Director General of Association of Power Producers Ashok Khurana told PTI, “The main issue is that discom pay promptly. If a power generator has sold power then their dues should be paid”.
In order to give relief to power generation companies (gencos), the Centre enforced a payment security mechanism from August 1. Under this mechanism, discoms require open letters of credit for getting power supply.
Besides there is a provision for single day purchase on advance payment. Now, the new version of UDAY 2.0 is expected to bring ray of hope for stressed power sector. The government had launched Ujwal DISCOM Assurance Yojana (UDAY) November, 2015, which was aimed at financial and operational turn around of power distribution utilities (DISCOMs) of the country.
According to UDAY portal, 16 states issued bonds worth Rs 2.32 lakh crore to reduce financial burden of discoms against targeted Rs 2.69 lakh crore. It also showed that as many as 25 states’ aggregate technical and commercial losses are 21.09 per cent. The government intended to bring these losses to below 15 per cent level.
Tariff revision was done by 25 states out of 27 states opted for the scheme. The date of 25 states show that there is gap of Rs 0.34 between average cost of supply and average rate of realisation.
The indicators clearly show that there has been improvement on discoms performance but a lot of ground still need to be covered.
Singh has told PTI, “We are changing the way the power sector works. There will be no late-payments or load shedding in the coming days. Earlier, there used to be fault metering, announcement of free electricity. But now, we are closing all the ends. We have asked states to use DBT (direct benefit transfer) system if anyone wants to provide free electricity, the benefit will be directly transferred to the consumer.
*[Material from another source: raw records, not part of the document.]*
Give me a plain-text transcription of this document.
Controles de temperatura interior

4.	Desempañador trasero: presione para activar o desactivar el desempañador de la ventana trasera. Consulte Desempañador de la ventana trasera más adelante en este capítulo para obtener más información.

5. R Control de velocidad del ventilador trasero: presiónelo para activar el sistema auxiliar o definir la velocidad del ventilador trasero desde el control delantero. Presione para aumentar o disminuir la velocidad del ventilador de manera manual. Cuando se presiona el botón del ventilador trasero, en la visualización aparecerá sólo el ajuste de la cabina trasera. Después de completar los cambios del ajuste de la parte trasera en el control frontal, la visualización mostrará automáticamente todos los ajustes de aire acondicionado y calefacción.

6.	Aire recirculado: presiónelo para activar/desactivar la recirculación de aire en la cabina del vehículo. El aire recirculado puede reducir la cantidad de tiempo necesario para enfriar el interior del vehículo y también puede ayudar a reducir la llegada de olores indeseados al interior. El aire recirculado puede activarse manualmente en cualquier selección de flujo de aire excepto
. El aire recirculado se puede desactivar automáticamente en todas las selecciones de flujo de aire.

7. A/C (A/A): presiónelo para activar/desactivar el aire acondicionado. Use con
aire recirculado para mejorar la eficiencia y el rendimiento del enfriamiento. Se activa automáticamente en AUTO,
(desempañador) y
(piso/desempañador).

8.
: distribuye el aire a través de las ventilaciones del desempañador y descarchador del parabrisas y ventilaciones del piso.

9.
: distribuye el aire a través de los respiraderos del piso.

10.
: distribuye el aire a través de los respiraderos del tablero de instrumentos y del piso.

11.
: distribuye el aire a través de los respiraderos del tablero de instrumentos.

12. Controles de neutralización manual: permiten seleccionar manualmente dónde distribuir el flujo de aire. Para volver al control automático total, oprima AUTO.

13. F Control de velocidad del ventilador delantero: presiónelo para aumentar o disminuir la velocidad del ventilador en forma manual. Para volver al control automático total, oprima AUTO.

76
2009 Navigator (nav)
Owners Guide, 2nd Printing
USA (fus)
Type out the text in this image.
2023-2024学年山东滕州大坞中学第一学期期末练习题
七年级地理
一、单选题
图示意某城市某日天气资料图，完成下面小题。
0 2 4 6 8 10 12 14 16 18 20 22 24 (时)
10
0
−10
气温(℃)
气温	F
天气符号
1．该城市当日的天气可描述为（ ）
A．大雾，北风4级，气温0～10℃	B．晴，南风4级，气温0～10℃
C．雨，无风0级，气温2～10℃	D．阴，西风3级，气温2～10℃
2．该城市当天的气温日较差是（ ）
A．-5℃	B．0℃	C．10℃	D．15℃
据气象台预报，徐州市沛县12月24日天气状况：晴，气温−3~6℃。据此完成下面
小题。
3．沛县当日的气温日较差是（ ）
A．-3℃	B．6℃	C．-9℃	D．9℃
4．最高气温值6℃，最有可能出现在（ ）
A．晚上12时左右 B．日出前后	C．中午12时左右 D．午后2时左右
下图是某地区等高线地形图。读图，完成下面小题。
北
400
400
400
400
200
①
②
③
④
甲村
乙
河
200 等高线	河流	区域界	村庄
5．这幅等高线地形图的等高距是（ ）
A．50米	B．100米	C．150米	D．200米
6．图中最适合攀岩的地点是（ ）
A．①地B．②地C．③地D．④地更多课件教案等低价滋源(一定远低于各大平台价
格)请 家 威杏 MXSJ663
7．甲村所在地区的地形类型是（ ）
“We have taken another step to improve the system by asking for pre-payments, now that will lead to lesser costs, lesser tariff because of carried costs have been done away with. We have also brought down a pre-payment system for discoms. By and large, Today every discoms either choose LC or advance payment, they don’t have any other option.”
On using technology to deal with issue of delayed payments by discoms, he said, “Soon, we will replace every meter with smart meters. After 3 years, the power sector will be completely different and sustainable and the demand will increase. Also, the investment will come as they will have confidence that the payment will come”.
The next challenge for the government will be revival of gas-based power plants – 14305 MW of generation capacity remains stranded for want of fuel. The challenge is inadequate domestic gas production and costlier imports. Is there a solution to the problem, 2020 may hold cue to that.